The ANA test is the first antibody test done when an autoimmune disease is suspected. The results of the ANA is usually given as a ratio... as 1:80, 1:160, 1:320, etc... Are you sure they said your ANA was 500? Since your iron is high, I would make sure you don't add extra iron to your daily life...no supplements and decrease red meat consumption, if not eliminate it altogether. There is a percentage of the population that can have positive ANA levels and never develop an autoimmune disease. Let's hope my daughter is in that category as hers came back high this spring but she's had many antibody tests to see if she has any rheumatological disorders or other autoimmune issues since I have AIH and my 2 sisters have MS. All her other tests came back negative and she has no symptoms so she will simply be screened annually...and she will not assume that she will be on any transplant lists or that she will die prematurely. She is simply going about her life, thankfully, as she's only 14.

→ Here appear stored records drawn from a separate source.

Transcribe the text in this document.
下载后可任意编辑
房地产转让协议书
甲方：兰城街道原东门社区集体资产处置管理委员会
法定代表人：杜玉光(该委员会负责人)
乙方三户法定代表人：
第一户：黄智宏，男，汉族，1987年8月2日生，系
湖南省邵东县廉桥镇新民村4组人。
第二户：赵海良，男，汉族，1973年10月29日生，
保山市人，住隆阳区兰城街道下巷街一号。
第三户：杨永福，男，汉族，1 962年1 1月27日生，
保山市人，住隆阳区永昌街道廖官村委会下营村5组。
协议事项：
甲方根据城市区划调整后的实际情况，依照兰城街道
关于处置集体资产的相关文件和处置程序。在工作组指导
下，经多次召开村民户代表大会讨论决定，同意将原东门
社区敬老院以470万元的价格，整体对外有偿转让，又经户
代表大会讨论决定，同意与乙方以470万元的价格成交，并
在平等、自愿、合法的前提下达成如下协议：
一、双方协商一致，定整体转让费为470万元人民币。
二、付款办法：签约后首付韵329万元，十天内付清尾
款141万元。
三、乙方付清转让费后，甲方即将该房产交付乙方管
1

My ANAs began showing up positive in 2003. I was screened annually by a rheumatologist. Nothing else came up...then the jaundice happened at the beginning of 2007. I saw a hepatologist and was diagnosed with AIH. I was in liver failure and yet, here I am. No cirrhosis and living a super fine and normal life. No one has ever talked to me about transplant and most (not all) AIHers will live a normal life expectancy provided they respond well to medication and have few flares. So while there is nothing you can do about your ANA level (and it will fluctuate)...it does NOT mean that you will die. So please refrain from the doom and gloom. That is what's pissing everyone off. We lost someone very dear to our HealingWell family last week and she fought a very courageous battle. Yes, she died from AIH/PBC as well as a few other issues that arose from it. Knowing that and knowing that I have one of the diseases she had, I am still not going to freak out about my disease. I know that things can be so much, much worse. I am happy to be on my medication and having regular blood work to make sure I stay stable. You need to try to keep things in perspective. Maybe you've been having a hard time because you don't know what's going on...and I get that but please don't take it out on the (seemingly) only people who have truly been trying to help you.
My recommendations:
1. Do not drink any alcohol. You said you don't so please continue to do that until you know what's going on. No, I'm not accusing you of abusing alcohol but as others have said, no matter what, if you possibly have an issue with your liver, alcohol WILL make it worse so avoid it.
2. ask the doctors to run the other antibody tests specific for autoimmune liver diseases; AMA (for PBC) and SMA, LKM-1 and SLA (for AIH). Not all AIHers have positive antibodies so it gets a bit tricky.
3. drink plenty water and get exercise...especially since you are symptomless. It's the best thing you can do for your self.
There's a scoring system to rule out (or in, however you look at it) a diagnosis of AIH.
When did the doctor say you'd get results for your biopsy? Are you seeing a hepatologist?
FYI, David, Connie & Mr. Ziffle (and many others, including our caregivers)....have all been to hell and back...have respect for those who have been close to death and are here to help everyone out, out of the goodness of their hearts. If you allow us, we will be part of your internet family and help you deal with whatever the doctors diagnose you with. Again, welcome to our HealingWell family.